Evidence that vanished between sessions
Early builds stored validation evidence against finding IDs only. Re-running an analysis created a new session, orphaning old evidence. The patterns view showed zero validation on findings already confirmed.
Patterns view with no filter
Findings from multiple runs visible at once turned the patterns view into noise. Users could not tell a persistent problem from a one-off flag from a single run.
Patterns page: recurring failures surface with trend indicators, validation counts, and per-run severity history across all runs.
04 / Decisions
Decision 01
Auth and database setup were out of scope for the hackathon timeline. Keeping everything in the browser is synchronous, zero-setup, and fast enough for how the tool actually gets used. The cap enforces a useful discipline: if you are reviewing the same design thirty-plus times, you probably need something other than history. The tradeoff is that runs do not follow you across devices, which felt acceptable for a tool designed to be opened, used, and closed quickly.
Decision 02
Each finding already includes draft validation questions from the heuristic pass. Compiling those into a script is deterministic and traceable: you know exactly which finding each question is testing. Generating a second round from the raw image would produce questions with no tie back to the flagged findings, making it harder to close the loop when evidence comes back from sessions.
Decision 03
A number implies precision the model does not have. Three tiers communicate something more useful: whether the finding comes from a measurable rule, a research-backed pattern, or an inference. The tier also determines how a finding travels across disciplines. A Deterministic finding can go directly to engineering. A Speculative finding needs human validation before it influences a roadmap decision.
05 / Validation
To measure recall, I ran the tool against a design with known violations: measurable failures (contrast ratio, tap target size), research-backed pattern violations (navigation overload, target placement, convention mismatch), and softer signals (emotional end moment, aesthetic masking).

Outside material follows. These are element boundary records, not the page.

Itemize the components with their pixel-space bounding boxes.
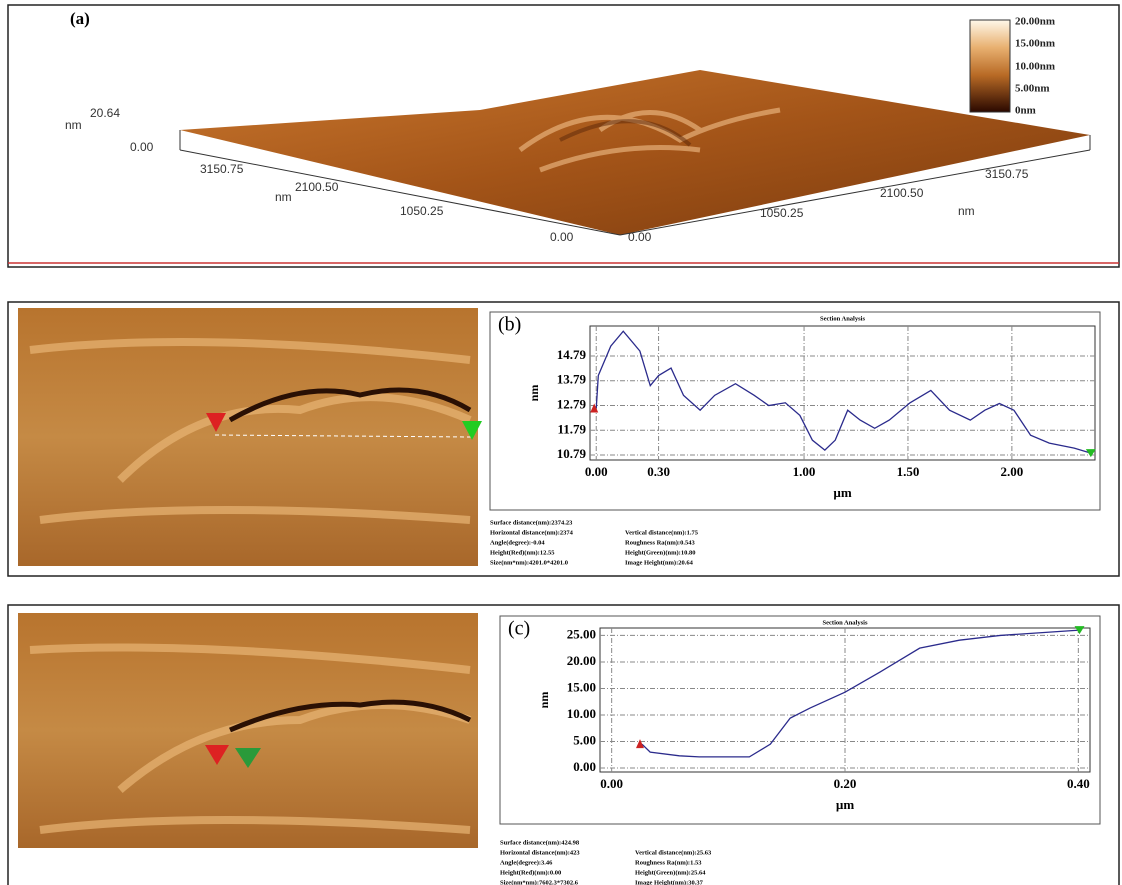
y-tick-label: 0.00 [573,759,596,774]
profile-line [596,331,1091,453]
x-label: 1050.25 [760,206,804,220]
z-label: 20.64 [90,106,120,120]
x-tick-label: 2.00 [1000,464,1023,479]
section-info: Height(Green)(nm):10.80 [625,549,695,556]
y-tick-label: 15.00 [567,679,596,694]
colorbar-label: 0nm [1015,105,1036,117]
colorbar [970,20,1010,112]
panel-label: (c) [508,618,530,640]
chart-title: Section Analysis [823,619,868,626]
y-label: 2100.50 [295,180,339,194]
section-info: Horizontal distance(nm):2374 [490,529,574,536]
section-info: Angle(degree):-0.04 [490,539,545,546]
y-tick-label: 10.00 [567,706,596,721]
section-info: Size(nm*nm):4201.0*4201.0 [490,559,568,566]
colorbar-label: 10.00nm [1015,61,1055,73]
section-info: Image Height(nm):20.64 [625,559,694,566]
z-label: 0.00 [130,140,154,154]
section-info: Roughness Ra(nm):1.53 [635,859,702,866]
colorbar-label: 20.00nm [1015,16,1055,28]
x-tick-label: 0.00 [600,776,623,791]
z-label: nm [65,118,82,132]
y-label: 0.00 [550,230,574,244]
cursor-red [636,739,644,748]
y-label: 3150.75 [200,162,244,176]
y-tick-label: 12.79 [557,396,587,411]
x-axis-label: µm [833,485,851,500]
section-info: Size(nm*nm):7602.3*7302.6 [500,879,579,885]
surface [180,70,1090,235]
panel-label: (a) [70,9,90,28]
section-info: Height(Red)(nm):12.55 [490,549,555,556]
section-info: Height(Green)(nm):25.64 [635,869,706,876]
x-tick-label: 0.20 [834,776,857,791]
y-label: nm [275,190,292,204]
section-info: Height(Red)(nm):0.00 [500,869,561,876]
section-info: Surface distance(nm):2374.23 [490,519,573,526]
y-tick-label: 10.79 [557,446,587,461]
x-tick-label: 0.40 [1067,776,1090,791]
figure: (a) 20.64 nm 0.00 3150.75 2100.50 nm 105… [0,0,1122,885]
colorbar-label: 5.00nm [1015,83,1050,95]
panel-label: (b) [498,314,521,336]
x-label: 0.00 [628,230,652,244]
x-label: 2100.50 [880,186,924,200]
cursor-green [1086,449,1096,457]
x-label: 3150.75 [985,167,1029,181]
y-axis-label: nm [537,692,551,709]
x-tick-label: 1.50 [897,464,920,479]
y-tick-label: 25.00 [567,626,596,641]
section-info: Image Height(nm):30.37 [635,879,704,885]
section-info: Angle(degree):3.46 [500,859,553,866]
section-info: Vertical distance(nm):1.75 [625,529,699,536]
colorbar-label: 15.00nm [1015,38,1055,50]
page: {"panel_a": {"label": "(a)", "colorbar":… [0,0,1122,885]
chart-title: Section Analysis [820,315,865,322]
x-label: nm [958,204,975,218]
x-axis-label: µm [836,797,854,812]
section-info: Surface distance(nm):424.98 [500,839,580,846]
section-info: Roughness Ra(nm):0.543 [625,539,695,546]
profile-line [642,630,1080,757]
y-axis-label: nm [527,385,541,402]
plot-area [590,326,1095,460]
y-tick-label: 5.00 [573,732,596,747]
y-tick-label: 20.00 [567,653,596,668]
y-tick-label: 14.79 [557,347,587,362]
section-info: Vertical distance(nm):25.63 [635,849,712,856]
y-tick-label: 13.79 [557,372,587,387]
y-label: 1050.25 [400,204,444,218]
x-tick-label: 0.30 [647,464,670,479]
x-tick-label: 1.00 [793,464,816,479]
x-tick-label: 0.00 [585,464,608,479]
y-tick-label: 11.79 [557,421,586,436]
section-info: Horizontal distance(nm):423 [500,849,580,856]
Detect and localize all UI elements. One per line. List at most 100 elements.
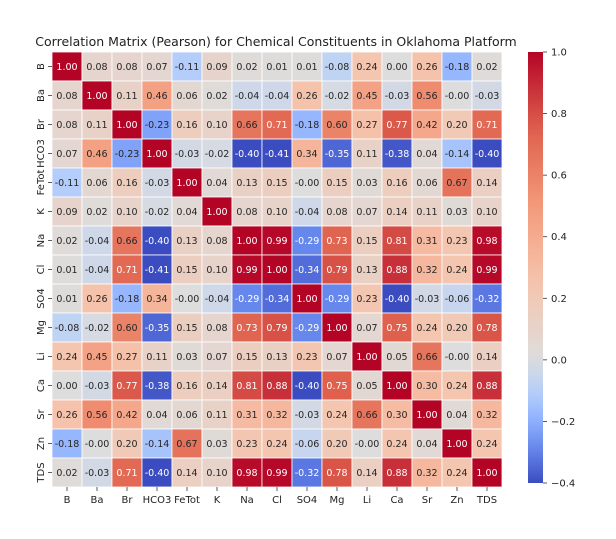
x-tick-label: K [214, 495, 221, 506]
heatmap-cell [261, 167, 293, 198]
cell-value-label: 0.07 [206, 352, 227, 363]
cell-value-label: -0.02 [205, 149, 230, 160]
cell-value-label: -0.23 [145, 120, 170, 131]
heatmap-cell [471, 283, 503, 314]
cell-value-label: -0.40 [385, 294, 410, 305]
cell-value-label: -0.34 [265, 294, 290, 305]
heatmap-cell [231, 428, 263, 459]
cell-value-label: 0.24 [446, 468, 467, 479]
cell-value-label: 0.71 [116, 265, 137, 276]
cell-value-label: 0.66 [236, 120, 257, 131]
y-tick-label: Br [36, 118, 47, 130]
heatmap-cell [411, 254, 443, 285]
heatmap-cell [411, 225, 443, 256]
colorbar-tick-label: 0.6 [551, 171, 567, 182]
cell-value-label: 0.78 [476, 323, 497, 334]
chart-title: Correlation Matrix (Pearson) for Chemica… [35, 34, 516, 49]
cell-value-label: -0.04 [265, 91, 290, 102]
cell-value-label: 0.79 [266, 323, 287, 334]
cell-value-label: 0.01 [56, 265, 77, 276]
cell-value-label: 0.15 [176, 265, 197, 276]
cell-value-label: 0.11 [116, 91, 137, 102]
cell-value-label: -0.29 [295, 323, 320, 334]
heatmap-cell [411, 196, 443, 227]
heatmap-cell [471, 254, 503, 285]
heatmap-cell [141, 457, 173, 488]
cell-value-label: 1.00 [56, 62, 77, 73]
heatmap-cell [81, 80, 113, 111]
cell-value-label: 0.20 [446, 323, 467, 334]
heatmap-cell [141, 283, 173, 314]
cell-value-label: -0.40 [295, 381, 320, 392]
cell-value-label: 0.30 [416, 381, 437, 392]
cell-value-label: 0.07 [356, 323, 377, 334]
cell-value-label: -0.35 [325, 149, 350, 160]
heatmap-cell [81, 196, 113, 227]
heatmap-cell [201, 51, 233, 82]
cell-value-label: 1.00 [326, 323, 347, 334]
y-tick-label: Cl [36, 265, 47, 275]
heatmap-cell [351, 283, 383, 314]
heatmap-cell [231, 167, 263, 198]
cell-value-label: -0.04 [85, 265, 110, 276]
heatmap-cell [111, 283, 143, 314]
cell-value-label: 0.10 [206, 265, 227, 276]
heatmap-cell [411, 370, 443, 401]
y-tick-label: FeTot [36, 170, 47, 196]
heatmap-cell [141, 80, 173, 111]
heatmap-cell [471, 399, 503, 430]
cell-value-label: 0.45 [356, 91, 377, 102]
cell-value-label: 0.26 [86, 294, 107, 305]
cell-value-label: 0.34 [296, 149, 317, 160]
cell-value-label: 0.71 [266, 120, 287, 131]
y-tick-label: K [36, 208, 47, 215]
cell-value-label: 0.08 [326, 207, 347, 218]
cell-value-label: -0.18 [115, 294, 140, 305]
heatmap-cell [321, 312, 353, 343]
cell-value-label: 0.06 [176, 410, 197, 421]
heatmap-cell [201, 341, 233, 372]
heatmap-cell [351, 457, 383, 488]
heatmap-cell [141, 167, 173, 198]
cell-value-label: 0.20 [116, 439, 137, 450]
cell-value-label: 0.23 [356, 294, 377, 305]
heatmap-cell [381, 109, 413, 140]
heatmap-cell [441, 254, 473, 285]
heatmap-cell [321, 138, 353, 169]
cell-value-label: 1.00 [356, 352, 377, 363]
heatmap-cell [201, 138, 233, 169]
cell-value-label: -0.23 [115, 149, 140, 160]
cell-value-label: 0.56 [416, 91, 437, 102]
cell-value-label: -0.18 [445, 62, 470, 73]
cell-value-label: 0.08 [206, 323, 227, 334]
heatmap-cell [111, 196, 143, 227]
heatmap-cell [441, 167, 473, 198]
heatmap-cell [381, 51, 413, 82]
cell-value-label: 0.10 [476, 207, 497, 218]
cell-value-label: 0.75 [386, 323, 407, 334]
cell-value-label: 0.15 [176, 323, 197, 334]
cell-value-label: -0.40 [235, 149, 260, 160]
heatmap-cell [81, 51, 113, 82]
heatmap-cell [231, 283, 263, 314]
heatmap-cell [141, 138, 173, 169]
cell-value-label: 0.04 [176, 207, 197, 218]
colorbar-tick-label: 1.0 [551, 48, 567, 59]
heatmap-cell [441, 51, 473, 82]
heatmap-cell [381, 428, 413, 459]
cell-value-label: 0.06 [176, 91, 197, 102]
cell-value-label: 0.24 [446, 265, 467, 276]
cell-value-label: 0.98 [476, 236, 497, 247]
cell-value-label: -0.03 [85, 468, 110, 479]
cell-value-label: 0.03 [446, 207, 467, 218]
cell-value-label: 1.00 [206, 207, 227, 218]
cell-value-label: 0.06 [86, 178, 107, 189]
cell-value-label: 0.71 [116, 468, 137, 479]
heatmap-cell [471, 80, 503, 111]
cell-value-label: 0.24 [476, 439, 497, 450]
cell-value-label: 0.88 [266, 381, 287, 392]
cell-value-label: 0.04 [416, 439, 437, 450]
heatmap-cell [171, 80, 203, 111]
y-tick-label: HCO3 [36, 139, 47, 168]
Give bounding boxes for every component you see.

| Issue | Seeded condition | Result |
|---|---|---|
| Hick’s Law | 9 nav items (threshold: 7 or fewer) | caught |
| Fitts’s Law | Primary CTA 28x28px (threshold: 44x44px) | caught |
| WCAG AA contrast | Body text at 3.8:1 (threshold: 4.5:1) | caught |
| Jakob’s Law | Cart icon top-left (convention: top-right) | caught |
| Peak-End Rule | Confirmation screen, no positive close moment | partial |
| Aesthetic-Usability | High polish masking task-failure risk | partial |
Catch rate
4 of 6 seeded violations surfaced in a single pass. Deterministic checks: 4 of 4 (100%). Speculative signals: partially flagged, which honestly reflects the model's limits.
Live session view: participant observations are tagged to flagged findings in real time, connecting AI pre-screen analysis to human evidence.
06 / Roadmap
The tool works for me because I know how the confidence model behaves. Making it work for someone who didn't build it is a different problem, and it breaks into three things.
The thing I kept running into was the gap between what the analysis surfaces and what a researcher would actually act on. The confidence tier model was an attempt to make that gap visible rather than paper over it. Whether it works well enough for someone else to use is still an open question.
Building the patterns view taught me something about the difference between data that accumulates and data that means something. Aggregating findings across runs is the easy part. Knowing when that aggregation is producing signal versus noise is much harder. The recurring failures threshold is a heuristic about a heuristic tool, which is a strange position to be in.
The rejection that started this is still the right framing. Not because the tool proves I can do research, but because building it made the infrastructure problem visible in a way that a project brief never would have. Whether I understood the problem well enough to build something coherent: I think yes. The roadmap is doing the honest work of saying where it isn't finished.